I’m a Russian artist and I burned my passport because I do not believe in Putin’s Russia & I do not support the war in Ukraine 🇺🇦
💙I’m auctioning off my Burnt Passport NFT to raise funds for the people of Ukraine impacted by the war.
💛Friday, 1pm ET @SuperRare pic.twitter.com/Vnf8turjVH
— Olive Allen (@IamOliveAllen) March 3, 2022
In general, burning a passport does not imply renunciation of citizenship in any country. Except in circumstances where they are under trial in Russia, have no other country’s citizenship, or owe “an outstanding duty to the Russian Federation,” a person residing abroad can remove their Russian citizenship “of their own free will,” according to a federal law passed in 2002.
To legally terminate relations with Russia, Allen would most likely need to submit an undamaged passport to a Russian consulate and complete out paperwork.
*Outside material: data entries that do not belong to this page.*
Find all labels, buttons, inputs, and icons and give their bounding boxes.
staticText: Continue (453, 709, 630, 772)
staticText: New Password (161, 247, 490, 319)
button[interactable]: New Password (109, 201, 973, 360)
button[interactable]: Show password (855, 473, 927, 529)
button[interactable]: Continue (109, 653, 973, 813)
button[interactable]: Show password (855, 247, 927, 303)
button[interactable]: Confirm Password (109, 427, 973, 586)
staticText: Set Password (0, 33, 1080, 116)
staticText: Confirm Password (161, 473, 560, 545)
Though she stated that she might take this path in the future, being effectively “on a blacklist” was enough to make her fear imprisonment if she returned to Russian territory.
Cryptocurrency has emerged as a prominent topic of debate in discussions about how to move funds to Ukraine and Russia while avoiding US and EU sanctions. Ukraine’s minister of digital transformation’s Twitter account posted addresses to solicit crypto donations in BTC, ETH, Tether (USDT), Polkadot (DOT), and Dogecoin (DOGE), and US and EU lawmakers have pushed for regulatory clarity on crypto amid concerns that Russia could use digital assets to evade sanctions.
Disclaimer: These are the writer’s opinions and should not be considered investment advice. Readers should do their own research.